EQI, for instance, actively leverages AI in a similar fashion to model prospective sourcing scenarios, utilizing platforms like Altana, which specializes in comprehensive supply chain management and trade compliance solutions. When evaluating a potential sourcing shift for metal components – perhaps from country A to country B for an upstream project – EQI employs AI to model total costs. This includes a holistic assessment of tariffs, manufacturing expenses, and fluctuating ocean freight rates. For the manufacturing sector, which often sources thousands of distinct products from myriad global locations, “the complexity becomes extremely dense very fast,” Connallon emphasizes. “So, AI helps us simplify it.” The streamlined data is then swiftly transmitted to trade attorneys, allowing for expert interpretation within hours. “We’ve turned something that would take weeks into a same-day thing,” Connallon proudly states.

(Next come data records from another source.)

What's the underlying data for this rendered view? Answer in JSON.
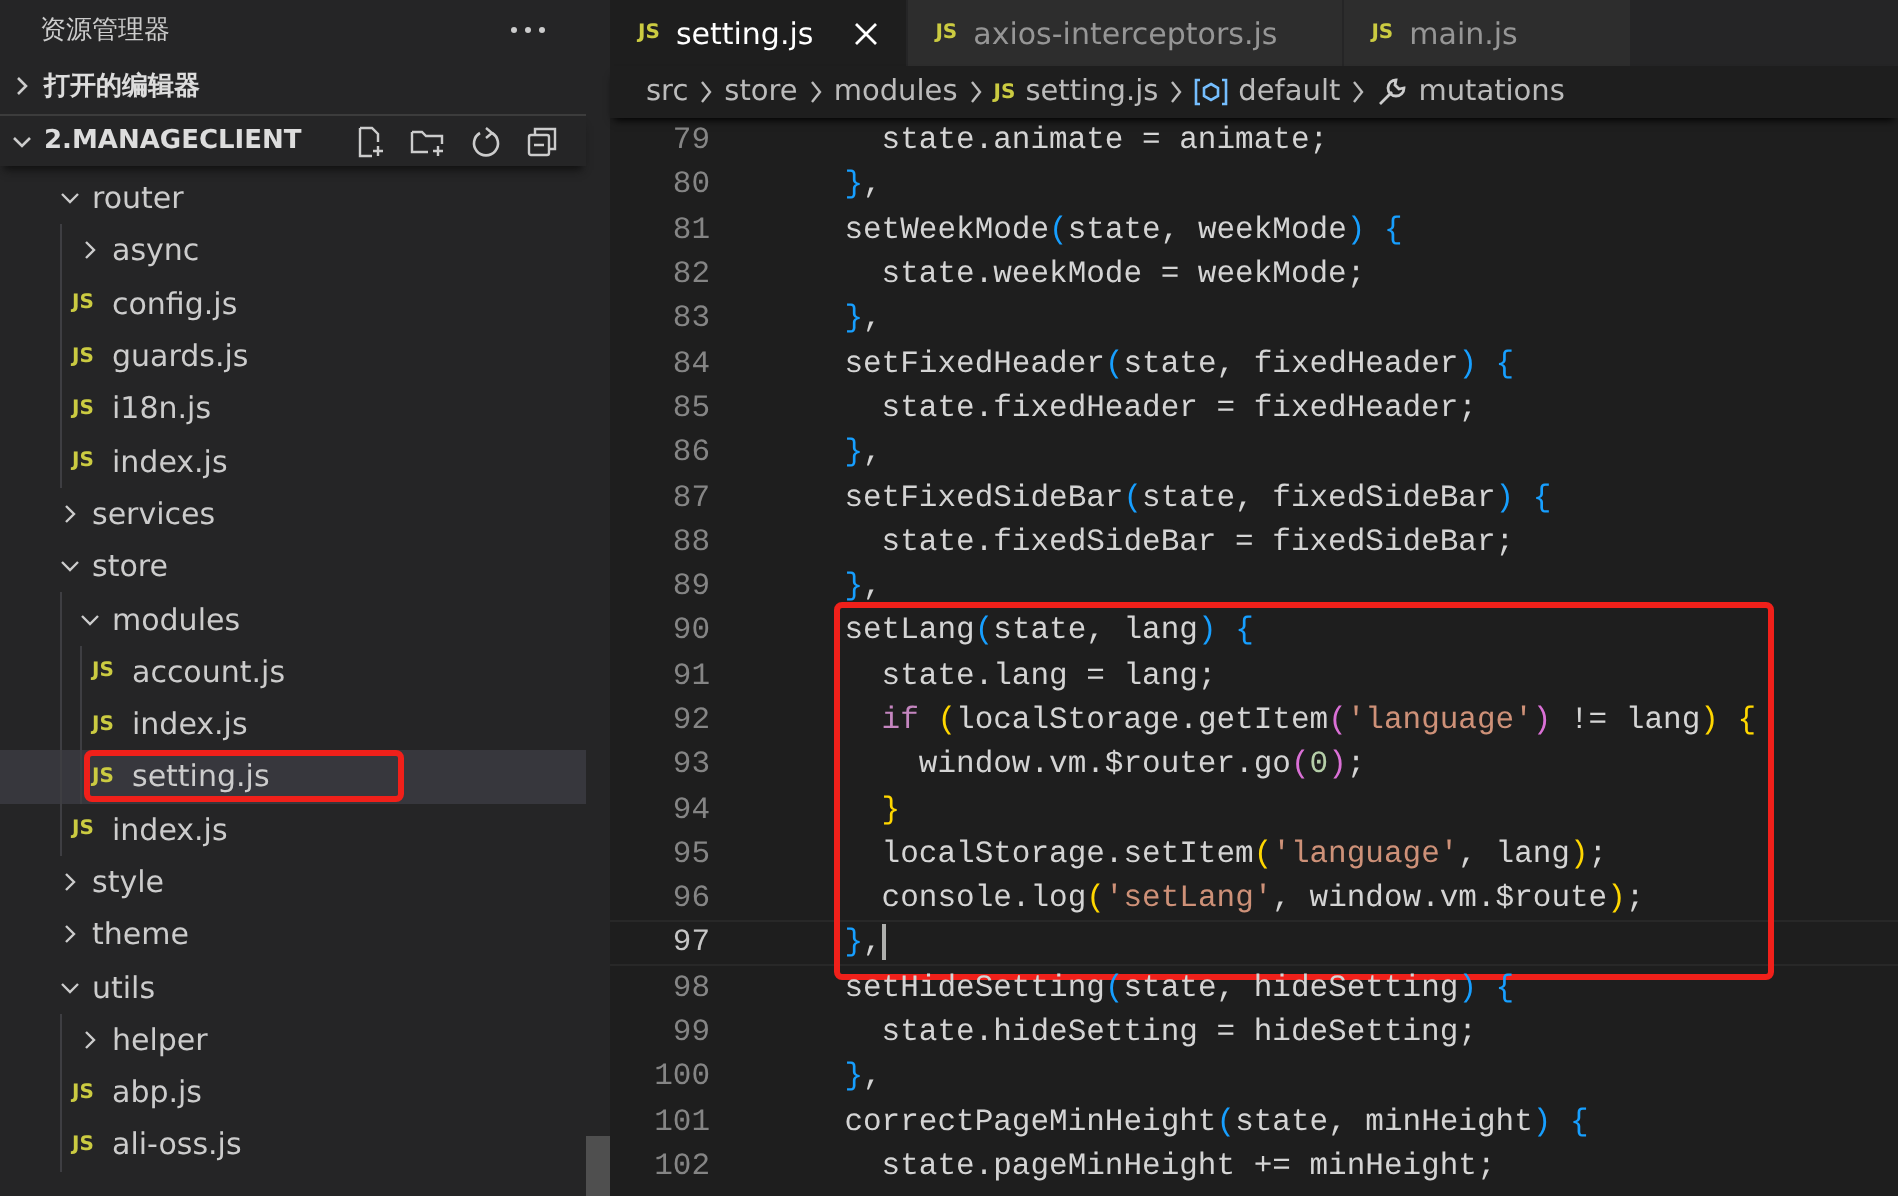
{
  "explorer": {
    "title": "资源管理器",
    "sections": [
      {
        "label": "打开的编辑器",
        "expanded": false
      },
      {
        "label": "2.MANAGECLIENT",
        "expanded": true
      }
    ],
    "tree": [
      {
        "name": "router",
        "kind": "folder",
        "expanded": true,
        "selected": false,
        "highlighted": false,
        "children": [
          {
            "name": "async",
            "kind": "folder",
            "expanded": false,
            "selected": false,
            "highlighted": false
          },
          {
            "name": "config.js",
            "kind": "file",
            "badge": "JS",
            "selected": false,
            "highlighted": false
          },
          {
            "name": "guards.js",
            "kind": "file",
            "badge": "JS",
            "selected": false,
            "highlighted": false
          },
          {
            "name": "i18n.js",
            "kind": "file",
            "badge": "JS",
            "selected": false,
            "highlighted": false
          },
          {
            "name": "index.js",
            "kind": "file",
            "badge": "JS",
            "selected": false,
            "highlighted": false
          }
        ]
      },
      {
        "name": "services",
        "kind": "folder",
        "expanded": false,
        "selected": false,
        "highlighted": false
      },
      {
        "name": "store",
        "kind": "folder",
        "expanded": true,
        "selected": false,
        "highlighted": false,
        "children": [
          {
            "name": "modules",
            "kind": "folder",
            "expanded": true,
            "selected": false,
            "highlighted": false,
            "children": [
              {
                "name": "account.js",
                "kind": "file",
                "badge": "JS",
                "selected": false,
                "highlighted": false
              },
              {
                "name": "index.js",
                "kind": "file",
                "badge": "JS",
                "selected": false,
                "highlighted": false
              },
              {
                "name": "setting.js",
                "kind": "file",
                "badge": "JS",
                "selected": true,
                "highlighted": true
              }
            ]
          },
          {
            "name": "index.js",
            "kind": "file",
            "badge": "JS",
            "selected": false,
            "highlighted": false
          }
        ]
      },
      {
        "name": "style",
        "kind": "folder",
        "expanded": false,
        "selected": false,
        "highlighted": false
      },
      {
        "name": "theme",
        "kind": "folder",
        "expanded": false,
        "selected": false,
        "highlighted": false
      },
      {
        "name": "utils",
        "kind": "folder",
        "expanded": true,
        "selected": false,
        "highlighted": false,
        "children": [
          {
            "name": "helper",
            "kind": "folder",
            "expanded": false,
            "selected": false,
            "highlighted": false
          },
          {
            "name": "abp.js",
            "kind": "file",
            "badge": "JS",
            "selected": false,
            "highlighted": false
          },
          {
            "name": "ali-oss.js",
            "kind": "file",
            "badge": "JS",
            "selected": false,
            "highlighted": false
          }
        ]
      }
    ]
  },
  "tabs": [
    {
      "label": "setting.js",
      "badge": "JS",
      "selected": true
    },
    {
      "label": "axios-interceptors.js",
      "badge": "JS",
      "selected": false
    },
    {
      "label": "main.js",
      "badge": "JS",
      "selected": false
    }
  ],
  "breadcrumbs": [
    {
      "kind": "folder",
      "label": "src"
    },
    {
      "kind": "folder",
      "label": "store"
    },
    {
      "kind": "folder",
      "label": "modules"
    },
    {
      "kind": "file",
      "label": "setting.js",
      "badge": "JS"
    },
    {
      "kind": "symbol",
      "label": "default"
    },
    {
      "kind": "method",
      "label": "mutations"
    }
  ],
  "code": {
    "blocks": [
      {
        "highlighted": false,
        "lines": [
          {
            "number": "79",
            "current": false,
            "tokens": [
              {
                "t": "      state.animate = animate;",
                "color": "#d4d4d4"
              }
            ]
          },
          {
            "number": "80",
            "current": false,
            "tokens": [
              {
                "t": "    }",
                "color": "#179fff"
              },
              {
                "t": ",",
                "color": "#d4d4d4"
              }
            ]
          },
          {
            "number": "81",
            "current": false,
            "tokens": [
              {
                "t": "    setWeekMode",
                "color": "#d4d4d4"
              },
              {
                "t": "(",
                "color": "#179fff"
              },
              {
                "t": "state, weekMode",
                "color": "#d4d4d4"
              },
              {
                "t": ") {",
                "color": "#179fff"
              }
            ]
          },
          {
            "number": "82",
            "current": false,
            "tokens": [
              {
                "t": "      state.weekMode = weekMode;",
                "color": "#d4d4d4"
              }
            ]
          },
          {
            "number": "83",
            "current": false,
            "tokens": [
              {
                "t": "    }",
                "color": "#179fff"
              },
              {
                "t": ",",
                "color": "#d4d4d4"
              }
            ]
          },
          {
            "number": "84",
            "current": false,
            "tokens": [
              {
                "t": "    setFixedHeader",
                "color": "#d4d4d4"
              },
              {
                "t": "(",
                "color": "#179fff"
              },
              {
                "t": "state, fixedHeader",
                "color": "#d4d4d4"
              },
              {
                "t": ") {",
                "color": "#179fff"
              }
            ]
          },
          {
            "number": "85",
            "current": false,
            "tokens": [
              {
                "t": "      state.fixedHeader = fixedHeader;",
                "color": "#d4d4d4"
              }
            ]
          },
          {
            "number": "86",
            "current": false,
            "tokens": [
              {
                "t": "    }",
                "color": "#179fff"
              },
              {
                "t": ",",
                "color": "#d4d4d4"
              }
            ]
          },
          {
            "number": "87",
            "current": false,
            "tokens": [
              {
                "t": "    setFixedSideBar",
                "color": "#d4d4d4"
              },
              {
                "t": "(",
                "color": "#179fff"
              },
              {
                "t": "state, fixedSideBar",
                "color": "#d4d4d4"
              },
              {
                "t": ") {",
                "color": "#179fff"
              }
            ]
          },
          {
            "number": "88",
            "current": false,
            "tokens": [
              {
                "t": "      state.fixedSideBar = fixedSideBar;",
                "color": "#d4d4d4"
              }
            ]
          },
          {
            "number": "89",
            "current": false,
            "tokens": [
              {
                "t": "    }",
                "color": "#179fff"
              },
              {
                "t": ",",
                "color": "#d4d4d4"
              }
            ]
          }
        ]
      },
      {
        "highlighted": true,
        "lines": [
          {
            "number": "90",
            "current": false,
            "tokens": [
              {
                "t": "    setLang",
                "color": "#d4d4d4"
              },
              {
                "t": "(",
                "color": "#179fff"
              },
              {
                "t": "state, lang",
                "color": "#d4d4d4"
              },
              {
                "t": ") {",
                "color": "#179fff"
              }
            ]
          },
          {
            "number": "91",
            "current": false,
            "tokens": [
              {
                "t": "      state.lang = lang;",
                "color": "#d4d4d4"
              }
            ]
          },
          {
            "number": "92",
            "current": false,
            "tokens": [
              {
                "t": "      if",
                "color": "#c586c0"
              },
              {
                "t": " (",
                "color": "#ffd700"
              },
              {
                "t": "localStorage.getItem",
                "color": "#d4d4d4"
              },
              {
                "t": "(",
                "color": "#da70d6"
              },
              {
                "t": "'language'",
                "color": "#ce9178"
              },
              {
                "t": ")",
                "color": "#da70d6"
              },
              {
                "t": " != lang",
                "color": "#d4d4d4"
              },
              {
                "t": ") {",
                "color": "#ffd700"
              }
            ]
          },
          {
            "number": "93",
            "current": false,
            "tokens": [
              {
                "t": "        window.vm.$router.go",
                "color": "#d4d4d4"
              },
              {
                "t": "(",
                "color": "#da70d6"
              },
              {
                "t": "0",
                "color": "#b5cea8"
              },
              {
                "t": ")",
                "color": "#da70d6"
              },
              {
                "t": ";",
                "color": "#d4d4d4"
              }
            ]
          },
          {
            "number": "94",
            "current": false,
            "tokens": [
              {
                "t": "      }",
                "color": "#ffd700"
              }
            ]
          },
          {
            "number": "95",
            "current": false,
            "tokens": [
              {
                "t": "      localStorage.setItem",
                "color": "#d4d4d4"
              },
              {
                "t": "(",
                "color": "#ffd700"
              },
              {
                "t": "'language'",
                "color": "#ce9178"
              },
              {
                "t": ", lang",
                "color": "#d4d4d4"
              },
              {
                "t": ")",
                "color": "#ffd700"
              },
              {
                "t": ";",
                "color": "#d4d4d4"
              }
            ]
          },
          {
            "number": "96",
            "current": false,
            "tokens": [
              {
                "t": "      console.log",
                "color": "#d4d4d4"
              },
              {
                "t": "(",
                "color": "#ffd700"
              },
              {
                "t": "'setLang'",
                "color": "#ce9178"
              },
              {
                "t": ", window.vm.$route",
                "color": "#d4d4d4"
              },
              {
                "t": ")",
                "color": "#ffd700"
              },
              {
                "t": ";",
                "color": "#d4d4d4"
              }
            ]
          },
          {
            "number": "97",
            "current": true,
            "tokens": [
              {
                "t": "    }",
                "color": "#179fff"
              },
              {
                "t": ",",
                "color": "#d4d4d4"
              }
            ]
          }
        ]
      },
      {
        "highlighted": false,
        "lines": [
          {
            "number": "98",
            "current": false,
            "tokens": [
              {
                "t": "    setHideSetting",
                "color": "#d4d4d4"
              },
              {
                "t": "(",
                "color": "#179fff"
              },
              {
                "t": "state, hideSetting",
                "color": "#d4d4d4"
              },
              {
                "t": ") {",
                "color": "#179fff"
              }
            ]
          },
          {
            "number": "99",
            "current": false,
            "tokens": [
              {
                "t": "      state.hideSetting = hideSetting;",
                "color": "#d4d4d4"
              }
            ]
          },
          {
            "number": "100",
            "current": false,
            "tokens": [
              {
                "t": "    }",
                "color": "#179fff"
              },
              {
                "t": ",",
                "color": "#d4d4d4"
              }
            ]
          },
          {
            "number": "101",
            "current": false,
            "tokens": [
              {
                "t": "    correctPageMinHeight",
                "color": "#d4d4d4"
              },
              {
                "t": "(",
                "color": "#179fff"
              },
              {
                "t": "state, minHeight",
                "color": "#d4d4d4"
              },
              {
                "t": ") {",
                "color": "#179fff"
              }
            ]
          },
          {
            "number": "102",
            "current": false,
            "tokens": [
              {
                "t": "      state.pageMinHeight += minHeight;",
                "color": "#d4d4d4"
              }
            ]
          }
        ]
      }
    ]
  }
}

However, it is crucial to recognize AI’s role as an amplification tool, not a replacement for human intellect. Connallon rightly points out that “AI is not good at critical thinking,” underscoring the indispensable role of human judgment in strategic sourcing decisions. While an AI model might indicate maximum cost savings from consolidating all materials from a single country, experienced business leaders and investors must consider the broader strategic picture. Recent global supply chain disruptions have powerfully reminded executives across the energy sector that sole reliance on a single sourcing nation carries inherent risks, potentially leading to debilitating product shortages or project delays if geopolitical or economic instability disrupts trade flows. AI provides the data; human expertise applies the wisdom, ensuring resilience and safeguarding long-term investment value in the oil and gas industry.